Thursday, January 22, 2015

Yemen: president and government tender resignation

Yemeni Prime Minister Khalid Bahah (left) and president Abed Rabbo Mansur al-Hadi in Oktober 2014. Both tendered their resignation on Thursday. (Photo al-Sahwa) 

Yemen's president tendered his resignation Thursday after a week-long standoff with Shiite militia but the speaker of parliament refused to accept it and called an emergency session, officials said.
President Abed Rabbo Mansur Hadi submitted his resignation just hours after receiving the resignations of Prime Minister Khalid Bahah and his cabinet, presidential adviser Sultan al-Atwani said.
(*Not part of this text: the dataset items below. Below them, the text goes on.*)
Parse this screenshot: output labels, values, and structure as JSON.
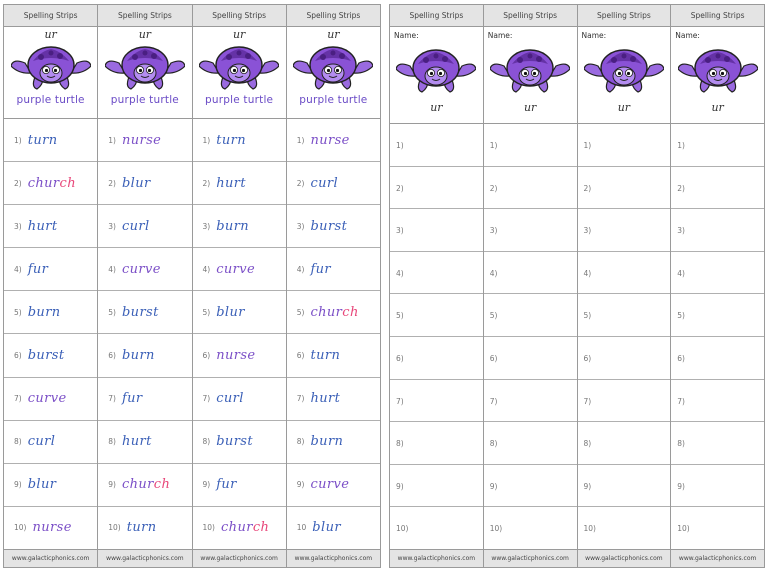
{
  "header_label": "Spelling Strips",
  "footer_label": "www.galacticphonics.com",
  "sound": "ur",
  "caption": "purple turtle",
  "name_label": "Name:",
  "colors": {
    "word": "#3a5fb7",
    "highlight": "#e8477a",
    "purple_word": "#7b4fc7",
    "turtle": "#8a52d6"
  },
  "left_columns": [
    {
      "rows": [
        {
          "num": "1)",
          "pre": "turn",
          "hl": "",
          "post": "",
          "cls": ""
        },
        {
          "num": "2)",
          "pre": "chur",
          "hl": "ch",
          "post": "",
          "cls": "pur"
        },
        {
          "num": "3)",
          "pre": "hurt",
          "hl": "",
          "post": "",
          "cls": ""
        },
        {
          "num": "4)",
          "pre": "fur",
          "hl": "",
          "post": "",
          "cls": ""
        },
        {
          "num": "5)",
          "pre": "burn",
          "hl": "",
          "post": "",
          "cls": ""
        },
        {
          "num": "6)",
          "pre": "burst",
          "hl": "",
          "post": "",
          "cls": ""
        },
        {
          "num": "7)",
          "pre": "curve",
          "hl": "",
          "post": "",
          "cls": "pur"
        },
        {
          "num": "8)",
          "pre": "curl",
          "hl": "",
          "post": "",
          "cls": ""
        },
        {
          "num": "9)",
          "pre": "blur",
          "hl": "",
          "post": "",
          "cls": ""
        },
        {
          "num": "10)",
          "pre": "nurse",
          "hl": "",
          "post": "",
          "cls": "pur"
        }
      ]
    },
    {
      "rows": [
        {
          "num": "1)",
          "pre": "nurse",
          "hl": "",
          "post": "",
          "cls": "pur"
        },
        {
          "num": "2)",
          "pre": "blur",
          "hl": "",
          "post": "",
          "cls": ""
        },
        {
          "num": "3)",
          "pre": "curl",
          "hl": "",
          "post": "",
          "cls": ""
        },
        {
          "num": "4)",
          "pre": "curve",
          "hl": "",
          "post": "",
          "cls": "pur"
        },
        {
          "num": "5)",
          "pre": "burst",
          "hl": "",
          "post": "",
          "cls": ""
        },
        {
          "num": "6)",
          "pre": "burn",
          "hl": "",
          "post": "",
          "cls": ""
        },
        {
          "num": "7)",
          "pre": "fur",
          "hl": "",
          "post": "",
          "cls": ""
        },
        {
          "num": "8)",
          "pre": "hurt",
          "hl": "",
          "post": "",
          "cls": ""
        },
        {
          "num": "9)",
          "pre": "chur",
          "hl": "ch",
          "post": "",
          "cls": "pur"
        },
        {
          "num": "10)",
          "pre": "turn",
          "hl": "",
          "post": "",
          "cls": ""
        }
      ]
    },
    {
      "rows": [
        {
          "num": "1)",
          "pre": "turn",
          "hl": "",
          "post": "",
          "cls": ""
        },
        {
          "num": "2)",
          "pre": "hurt",
          "hl": "",
          "post": "",
          "cls": ""
        },
        {
          "num": "3)",
          "pre": "burn",
          "hl": "",
          "post": "",
          "cls": ""
        },
        {
          "num": "4)",
          "pre": "curve",
          "hl": "",
          "post": "",
          "cls": "pur"
        },
        {
          "num": "5)",
          "pre": "blur",
          "hl": "",
          "post": "",
          "cls": ""
        },
        {
          "num": "6)",
          "pre": "nurse",
          "hl": "",
          "post": "",
          "cls": "pur"
        },
        {
          "num": "7)",
          "pre": "curl",
          "hl": "",
          "post": "",
          "cls": ""
        },
        {
          "num": "8)",
          "pre": "burst",
          "hl": "",
          "post": "",
          "cls": ""
        },
        {
          "num": "9)",
          "pre": "fur",
          "hl": "",
          "post": "",
          "cls": ""
        },
        {
          "num": "10)",
          "pre": "chur",
          "hl": "ch",
          "post": "",
          "cls": "pur"
        }
      ]
    },
    {
      "rows": [
        {
          "num": "1)",
          "pre": "nurse",
          "hl": "",
          "post": "",
          "cls": "pur"
        },
        {
          "num": "2)",
          "pre": "curl",
          "hl": "",
          "post": "",
          "cls": ""
        },
        {
          "num": "3)",
          "pre": "burst",
          "hl": "",
          "post": "",
          "cls": ""
        },
        {
          "num": "4)",
          "pre": "fur",
          "hl": "",
          "post": "",
          "cls": ""
        },
        {
          "num": "5)",
          "pre": "chur",
          "hl": "ch",
          "post": "",
          "cls": "pur"
        },
        {
          "num": "6)",
          "pre": "turn",
          "hl": "",
          "post": "",
          "cls": ""
        },
        {
          "num": "7)",
          "pre": "hurt",
          "hl": "",
          "post": "",
          "cls": ""
        },
        {
          "num": "8)",
          "pre": "burn",
          "hl": "",
          "post": "",
          "cls": ""
        },
        {
          "num": "9)",
          "pre": "curve",
          "hl": "",
          "post": "",
          "cls": "pur"
        },
        {
          "num": "10",
          "pre": "blur",
          "hl": "",
          "post": "",
          "cls": ""
        }
      ]
    }
  ],
  "right_numbers": [
    "1)",
    "2)",
    "3)",
    "4)",
    "5)",
    "6)",
    "7)",
    "8)",
    "9)",
    "10)"
  ]
}
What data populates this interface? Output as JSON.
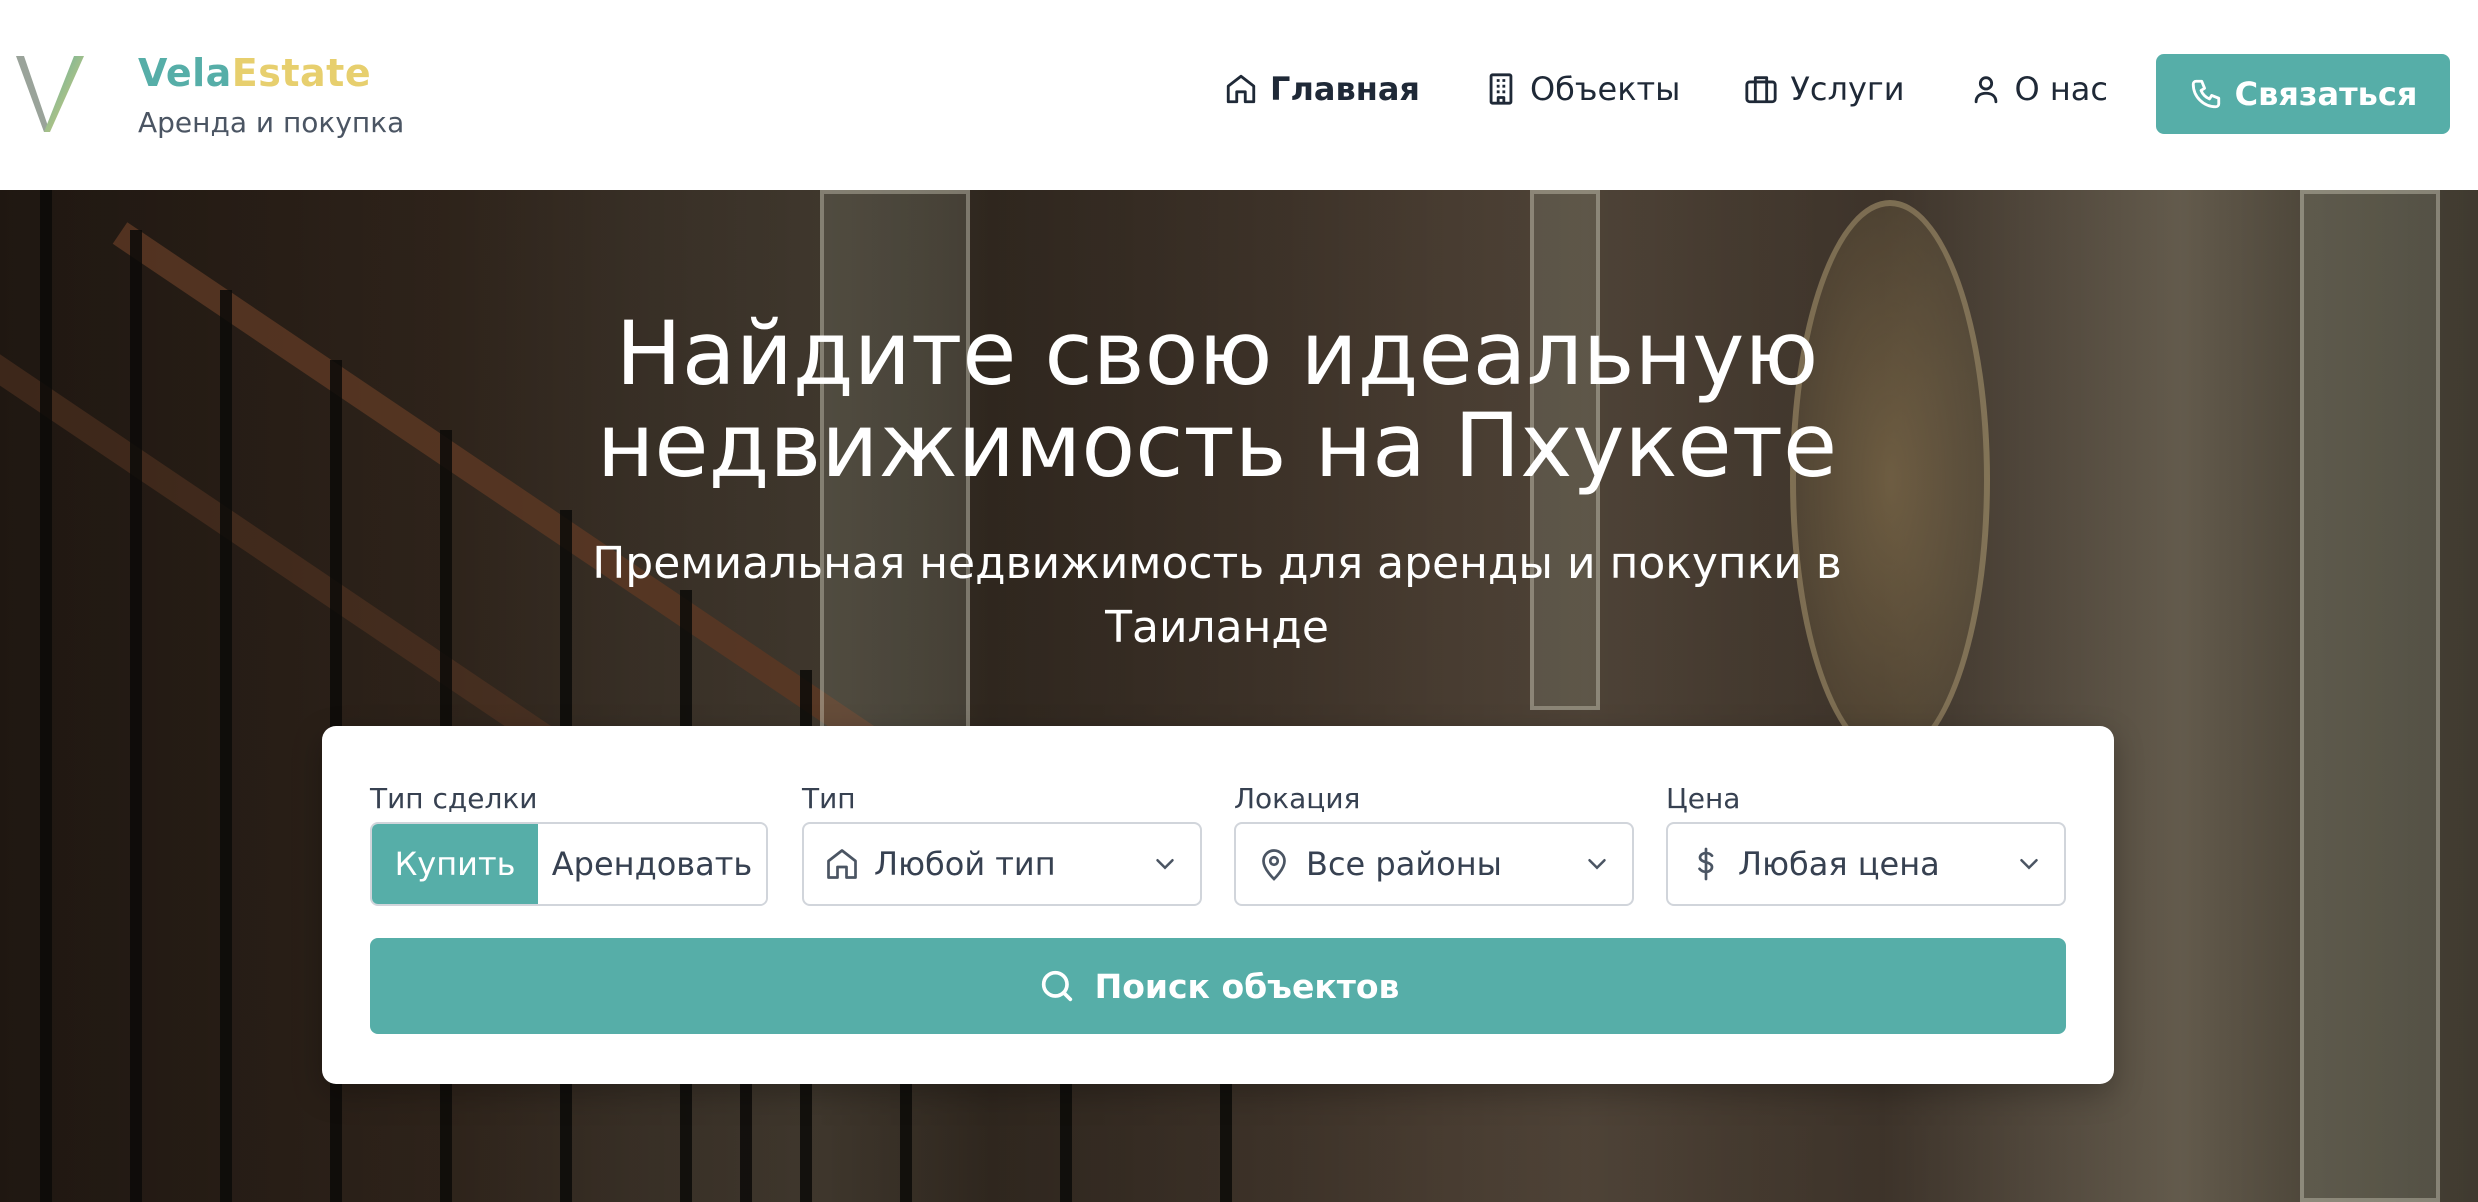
{
  "brand": {
    "name_part1": "Vela",
    "name_part2": "Estate",
    "tagline": "Аренда и покупка",
    "logo_icon": "v-logo-icon"
  },
  "nav": {
    "items": [
      {
        "label": "Главная",
        "icon": "home-icon",
        "active": true
      },
      {
        "label": "Объекты",
        "icon": "building-icon",
        "active": false
      },
      {
        "label": "Услуги",
        "icon": "briefcase-icon",
        "active": false
      },
      {
        "label": "О нас",
        "icon": "user-icon",
        "active": false
      }
    ],
    "contact_label": "Связаться",
    "contact_icon": "phone-icon"
  },
  "hero": {
    "title_line1": "Найдите свою идеальную",
    "title_line2": "недвижимость на Пхукете",
    "subtitle_line1": "Премиальная недвижимость для аренды и покупки в",
    "subtitle_line2": "Таиланде"
  },
  "search": {
    "deal_label": "Тип сделки",
    "deal_options": [
      "Купить",
      "Арендовать"
    ],
    "deal_selected": "Купить",
    "type_label": "Тип",
    "type_value": "Любой тип",
    "type_icon": "home-icon",
    "location_label": "Локация",
    "location_value": "Все районы",
    "location_icon": "map-pin-icon",
    "price_label": "Цена",
    "price_value": "Любая цена",
    "price_icon": "dollar-icon",
    "submit_label": "Поиск объектов",
    "submit_icon": "search-icon"
  },
  "colors": {
    "accent": "#56aea8",
    "brand_gold": "#e7cf6e",
    "text_dark": "#1f2937"
  }
}
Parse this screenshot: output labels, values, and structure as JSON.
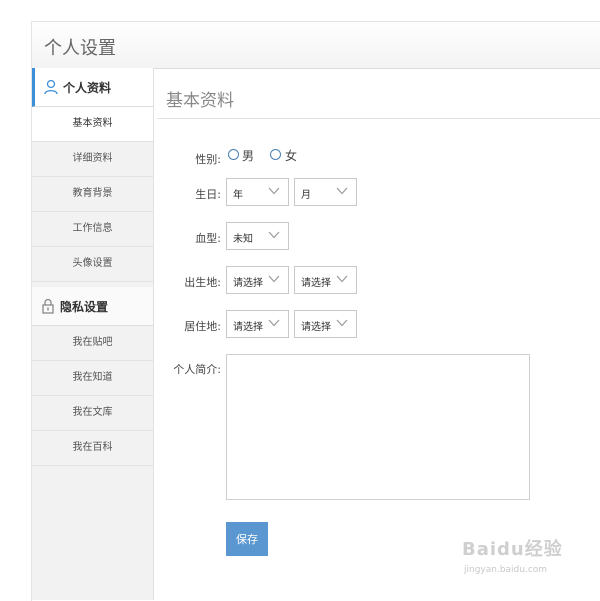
{
  "header": {
    "title": "个人设置"
  },
  "sidebar": {
    "profile_section": "个人资料",
    "profile_items": [
      "基本资料",
      "详细资料",
      "教育背景",
      "工作信息",
      "头像设置"
    ],
    "privacy_section": "隐私设置",
    "privacy_items": [
      "我在贴吧",
      "我在知道",
      "我在文库",
      "我在百科"
    ],
    "accent_color": "#3d8fd9"
  },
  "content": {
    "title": "基本资料",
    "gender": {
      "label": "性别:",
      "options": [
        "男",
        "女"
      ]
    },
    "birthday": {
      "label": "生日:",
      "year": "年",
      "month": "月"
    },
    "blood_type": {
      "label": "血型:",
      "value": "未知"
    },
    "birthplace": {
      "label": "出生地:",
      "province": "请选择",
      "city": "请选择"
    },
    "residence": {
      "label": "居住地:",
      "province": "请选择",
      "city": "请选择"
    },
    "bio": {
      "label": "个人简介:",
      "value": ""
    },
    "save_label": "保存",
    "save_color": "#5a96cf"
  },
  "watermark": {
    "brand": "Baidu经验",
    "url": "jingyan.baidu.com"
  }
}
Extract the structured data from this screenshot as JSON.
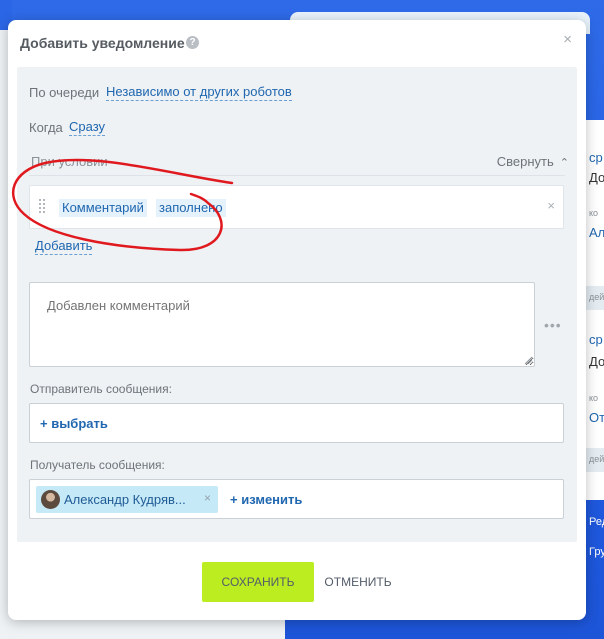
{
  "modal": {
    "title": "Добавить уведомление",
    "help_icon": "?",
    "close_icon": "×"
  },
  "settings": {
    "queue_label": "По очереди",
    "queue_value": "Независимо от других роботов",
    "when_label": "Когда",
    "when_value": "Сразу"
  },
  "conditions": {
    "header": "При условии",
    "collapse_label": "Свернуть",
    "field": "Комментарий",
    "operator": "заполнено",
    "remove_icon": "×",
    "add_label": "Добавить"
  },
  "message": {
    "placeholder": "Добавлен комментарий",
    "more_icon": "•••"
  },
  "sender": {
    "label": "Отправитель сообщения:",
    "choose_label": "+ выбрать"
  },
  "recipient": {
    "label": "Получатель сообщения:",
    "user_name": "Александр Кудряв...",
    "remove_icon": "×",
    "change_label": "+ изменить"
  },
  "buttons": {
    "save": "СОХРАНИТЬ",
    "cancel": "ОТМЕНИТЬ"
  },
  "background": {
    "snippets": [
      "ср",
      "До",
      "ко",
      "Ал",
      "дей",
      "ср",
      "До",
      "ко",
      "От",
      "дей",
      "Ред",
      "Гру"
    ]
  },
  "colors": {
    "accent_link": "#2067b0",
    "save_button": "#bbed21",
    "annotation": "#e0191f",
    "panel_bg": "#eef2f4",
    "page_bg": "#2f6be8"
  }
}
Their resignations came after a week in which the Houthi militia, who have controlled much of the capital since last September, abducted a top Hadi aide, overran his palace and laid siege to the prime minister's residence for two days.
But the speaker of parliament refused to accept Hadi's resignation when it was submitted by aides and called an emergency meeting of lawmakers for Friday, a senior official told AFP.
"Parliament represented by speaker Yahia al-Rai refused to accept the president's resignation and decided to call an extraordinary session for Friday morning," the official said, speaking on condition of anonymity.
The prime minister, who was only released from the militia siege of his residence on Wednesday, said in his resignation letter that he did not want to be party to the collapse of the country. Bahah said that from the time of his nomination in November to his confirmation by parliament in December he had tried to serve the country. "But the situation has evolved in a different manner and we decided to stay away from unconstructive policies that do not respect the rule of law," he said. "Therefore we submitted our resignation to the president and to the Yemeni people, because we do not want to be a party in what is happening and what is about to happen," he said.
The Houthis maintained a tight grip on Yemen's capital Thursday with fighters deployed around the presidential palace, in spite of an agreement with Hadi on Wednesday to withdraw in return for political concessions. Under the terms of Wednesday’s deal, Houthi leaders agreed to withdraw fighters from the presidential palace and release Hadi’s chief of staff in return for “equal representation” in public posts.
One of the more controversial compromises was an assurance that a draft constitution could be amended to accommodate Houthi demands for a federal administrative structure. The current draft constitution, which emerged after a UN-sponsored agreement with the group in September, seeks to divide Yemen into six regions, an arrangement the Houthis reject.
Earlier Thursday it looked as if with the agreement calm was restored, but later in the day there were few signs that the rebels were sticking to their side of the deal. Reporters and witnesses in the Yemeni capital said rebel gunmen were still posted outside Hadi’s house west of the capital, and a presidential aide told AP that Hadi could not leave his house because the Houthis had removed his guards. There were no signs of Hadi’s Chief of Staff Ahmed Awad bin Mubarak, who was abducted over the weekend.